AUTHOR=Chen Xiaoyan , Liu Zhaoming , Cui Jingen , Chen Xiaolan , Xiong Jing , Zhou Wei 

TITLE=Circulating adipokine levels and preeclampsia: A bidirectional Mendelian randomization study

JOURNAL=Frontiers in Genetics

VOLUME=Volume 13 - 2022

YEAR=2022

URL=https://www.frontiersin.org/journals/genetics/articles/10.3389/fgene.2022.935757

DOI=10.3389/fgene.2022.935757

ISSN=1664-8021

ABSTRACT=Background: Several observational studies have demonstrated that significantly rising circulating adipokine levels are pervasive in preeclampsia or eclampsia (PET) disorder. However, it remains unclear whether this relationship is causal. In this study, we sought to elucidate the causal effects of circulating adipokine levels on PET.
Methods: Summary-level data and independent genetic variants strongly associated with common adipokine molecules (adiponectin, leptin, resistin, sOB-R, and PAI-1) levels were drawn from public genome-wide association studies (GWAS). Additionally, the corresponding effects between instrumental variables and PET outcome were acquired from the Finn-Gen consortium, including 4743 cases and 136325 controls of European ancestry.
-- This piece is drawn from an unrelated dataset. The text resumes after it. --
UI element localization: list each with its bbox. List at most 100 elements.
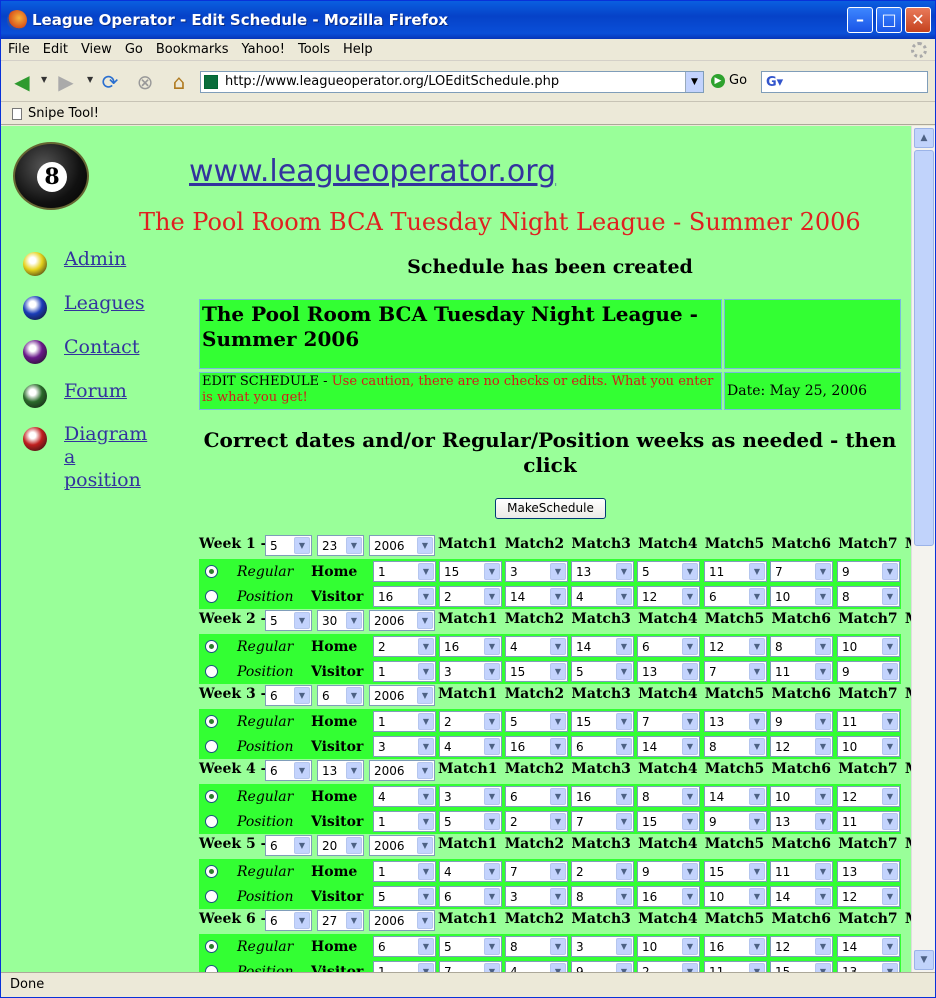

Subsequently, the inverse-variance weighted (IVW) approach was applied for the principal two-sample Mendelian randomization (MR) and multi-variable MR (MVMR) analyses. Various complementary sensitivity analyses were then carried out to determine the robustness of our models.
Results: The results of IVW method did not reveal any causal relationship shared across genetically predisposed adipokine levels and PET risk (for adiponectin, OR=0.86, 95% CI: 0.65-1.13, P=0.274). Additionally, no significant associations were identified after taking into account five circulating adipokines in MVMR research. Complementary sensitivity analysis also supported no significant associations between them. In the reverse MR analysis, genetically predicted PET risk showed a suggestive association with elevating PAI-1 levels by IVW method (Beta=0.120, 95% CI: 0.014, 0.227, P=0.026). Furthermore, there were no strong correlations between genetic liability to PET and other adipokine levels (P>0.05).
Conclusion: Our MR study did not provide robust evidence supporting the causal role of common circulating adipokine levels in PET, whereas genetically predicted PET may instrumentally affect PAI-1 levels. These findings suggest that PAI-1 may be a useful biomarker for monitoring diagnosis or therapy of PET rather than therapeutic target for PET.